It is never a good idea to make blanket statements about anything. To say that all public schools are failing is incorrect. To say that all charter schools are successful is also incorrect. What works for the charter school, Harlem Success Academy, are the same things that will work for the “zoned” or regular public school, PS194; that is educators, parents, and community ALL working together, on the same page, with the same goals in sight to create an academically conducive environment.

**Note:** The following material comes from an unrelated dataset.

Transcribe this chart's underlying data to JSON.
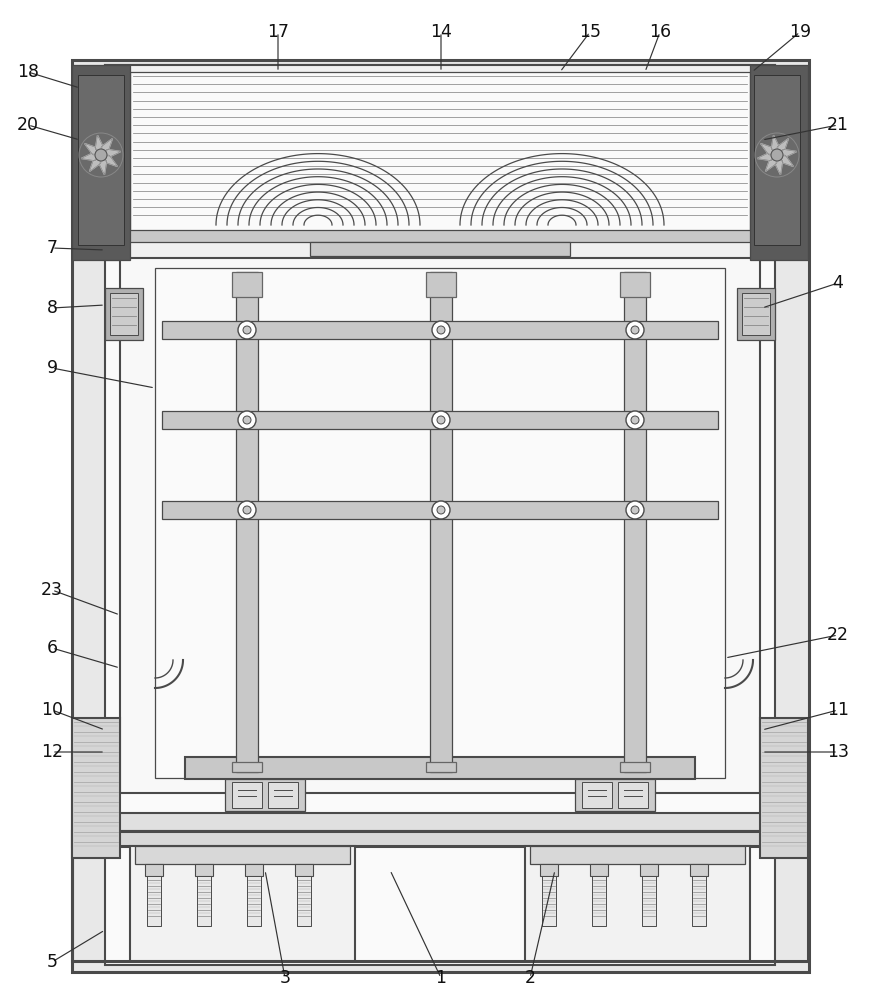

I would bet that the parents of the zoned school have children who have experienced some success at PS194. Why else would they be fighting so vigorously to keep their school in their neighborhood? And I would further wager that those PS194 children have experienced that degree of successful because for them EVERYBODY, all the stakeholders in their success—educators, parents, and community—are on board. (I’m not using community in the broad definition as a physical location or neighborhood, but rather a social term for a group of people, regardless of physical location, that are organized around common values and interests.) What makes the Harlem Success Academy a success is that it starts with a community that has set its values and goals on getting their students into and through college. Then it allows families who want the same goals for their children to vie for a spot, via a lottery. Harlem Success Academy, one community, one mindset. The communities of PS194—not so single-minded.
It’s too bad that the makers of this documentary didn’t focus on the similarities between what works in effective schools, both zoned and charter. As a public school teacher I will admit that there are some issues with unions that should be addressed, but the teacher’s union is not what’s wrong with public education. It will take more to fix the “system” than firing a bunch of “lazy, ineffective teachers” and taking away their “right to due process”. Just as students thrive in an academically conducive environment, the effectiveness of teaching also skyrockets when the community environment is working with the teacher and not against him/her.
Unfortunately, PS194 doesn’t get to set up a community where stakeholders opt in. They have to “educate” everybody. That includes children who have parents that struggle with parenting, who aren’t working with them academically so that they enter Kindergarten already knowing their letters and sounds, and that 2+3=5, so they can be reading a month after school starts in October. Children whose parents aren’t having genuine conversations with them about the world and what they want to be in life. And, how many of those Harlem Success Academy students do you think come to school hungry everyday?
Yes, the system needs fixing. But let’s not throw the babies out with the bath water. I suspect that there might be a political agenda behind the broad accusations against public education as a concept. Vouchers and charter schools may be a way out for those who don’t share the values and interests of those in their physical communities. But what about the children who are “left behind”? Those whose parents aren’t waiting on pins and needles for a choice spot in a thriving school? These are the children who need someone to advocate for them. Where’s their documentary? The focus on dismantling public schools leaves these children out of the equation. Who will show them that education has a significant place in their present and future lives, that they too, can succeed? Do we abandon them and just build bigger prisons and shelters? These are the students that my colleagues and I work with everyday, trying to close an achievement gap that seems to widen more and more each day, as well as try to meet many of their other basic needs. Test scores go up, but not far enough, so we get labeled in the media as ineffective. I’m sure there are lazy, ineffective teachers somewhere, but honestly, I don’t know any. Let’s commit to making real changes that will truly leave no child left behind.